Senin, 07 Mei 2012

HUKUMAN BRIMOB GORONTALO MENCEDERAI RASA KEADILAN




Add caption
 Insiden penyerangan terhadap anggota Kostrad  oleh Brimob Gorontalo beberapa waktu yang lalu dinilai oleh banyak kalangan sebagai hukuman yang mencederai rasa keadilan. Hukuman tersebut dianggap   terlalu ringan dan tidak akan menimbulkan efek jera serta terkesan bahkan dilindungi.
Sebagaimana diketahui bersama bahwa hukuman anggota Brimob yang ikut dalam penyerangan anggota Kostrad Gorontalo hanya dikenakan "Hukuman disiplin berupa teguran dan penundaan pendidikan selama setahun”.  Hukuman tersabut secara jelas  hanya akan   membuat anggota TNI kawan korban akan semakin menjadi sakit hati karena merasa dizalaimi.
Seharusnya penegakan hukum terhadap anggota Brimob yang terlibat dalam penyerangan  anggota Kostrad, Polri idealnya melakukan pemeriksaan secara profesional  bukan dengan secara amatiran.  Artinya para pemeriksa harus  menemukan secera detail siapa yang menyuruh Brimob melakukan  patroli, yang   dinilai   tidak memiliki dasar  melakukan patroli secara operasional. Apa pasal? Sebab   Brimob hanya bisa berpatroli di daerah konflik sementara Gorontalo bukan daerah konflik.
Jika dianalisa  secara cermat  kasus Brimob melakukan penyerangan  terhadap anggota Kostrad  maka terdapat beberapa kejanggalan Polisi dalam menjatuhkan   hukuman kepada anggota Brimob Gorontalo. Pertama, Polri harus mencari siapa yang memerintahkan patroli Brimob tersebut dan memberinya sanksi.  Lalu kemudian  Polda Gorontalo harus diusut tuntas  atas kebohongan publik yang dilakukan jajarannya  yang semula mengatakan, keenam anggota TNI tersebut ditembak dengan peluru karet. Padahal kenyataannya ditembak dengan peluru tajam.
Tindakan penembakan dengan peluru tajam harus  ditelusuri siapa yang memerintahkan.  Penembak maupun atasan yang memerintahkan penembakan harus berbeda hukumannya karena tindakan tersebut sudah masuk pada kasus  pidana. Kematian anggota TNI akibat peluru tajam anggota Brimob harus dipertanggungjawabkan  minimal  hukuman  pemecatan dari anggota kepolisian.
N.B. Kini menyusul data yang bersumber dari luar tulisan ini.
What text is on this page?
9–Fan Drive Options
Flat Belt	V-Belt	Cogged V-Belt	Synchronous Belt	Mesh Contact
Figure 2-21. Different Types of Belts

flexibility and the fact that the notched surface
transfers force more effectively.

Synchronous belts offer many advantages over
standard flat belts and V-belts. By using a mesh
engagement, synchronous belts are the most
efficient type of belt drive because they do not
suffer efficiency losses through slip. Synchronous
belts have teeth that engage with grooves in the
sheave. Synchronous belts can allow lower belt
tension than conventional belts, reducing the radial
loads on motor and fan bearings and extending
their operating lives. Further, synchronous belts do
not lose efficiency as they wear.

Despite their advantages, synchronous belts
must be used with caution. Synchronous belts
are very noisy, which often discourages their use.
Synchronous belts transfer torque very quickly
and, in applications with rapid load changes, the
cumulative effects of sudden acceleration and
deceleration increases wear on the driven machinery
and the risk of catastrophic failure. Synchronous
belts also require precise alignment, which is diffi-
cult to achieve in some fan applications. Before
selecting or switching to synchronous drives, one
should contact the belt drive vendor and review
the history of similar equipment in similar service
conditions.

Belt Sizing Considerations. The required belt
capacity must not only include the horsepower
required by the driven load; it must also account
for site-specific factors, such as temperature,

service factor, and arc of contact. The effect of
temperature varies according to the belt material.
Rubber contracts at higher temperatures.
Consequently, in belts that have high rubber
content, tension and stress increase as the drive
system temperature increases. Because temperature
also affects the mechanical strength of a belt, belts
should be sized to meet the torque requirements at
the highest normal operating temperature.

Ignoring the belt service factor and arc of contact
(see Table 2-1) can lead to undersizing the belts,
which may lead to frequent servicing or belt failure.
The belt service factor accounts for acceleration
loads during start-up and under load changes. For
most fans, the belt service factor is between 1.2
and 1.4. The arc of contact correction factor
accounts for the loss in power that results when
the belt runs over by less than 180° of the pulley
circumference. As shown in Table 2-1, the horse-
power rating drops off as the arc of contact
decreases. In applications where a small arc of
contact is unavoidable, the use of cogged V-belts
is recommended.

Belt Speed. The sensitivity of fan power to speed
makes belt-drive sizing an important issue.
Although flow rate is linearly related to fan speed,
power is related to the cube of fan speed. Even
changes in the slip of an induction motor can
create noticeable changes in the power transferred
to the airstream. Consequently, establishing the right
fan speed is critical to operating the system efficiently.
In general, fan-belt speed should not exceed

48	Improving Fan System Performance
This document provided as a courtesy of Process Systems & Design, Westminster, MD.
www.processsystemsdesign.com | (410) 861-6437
Karena dalam KUHP   penembakan tanpa alasan jelas yang menyebabkan kematian  ancaman hukumannya di atas 15 tahun penjara.  
Jadi sungguh sangat  aneh dan paling mencolok dimata masyarakat bahwa seorang anggota   TNI ditembak  hingga tewas,  pembunuhnya hanya diberi hukuman disiplin, berupa teguran. Jika ini dibiarkan, bukan mustahil kedepan  kemungkinan solidiritas  sesama  anggota TNI  dapat   memicu kemarahan dan akan memicu tindakan main hakim sendiri serta menebar kebencian pada polisi. Sehingga pada akhirnya bentrok antara TNI dan Polri yang  akan terus berlangsung sepanjang masa dan yang pasti ujung-ujungnya masyarakat lagi akan terseret didalamnya.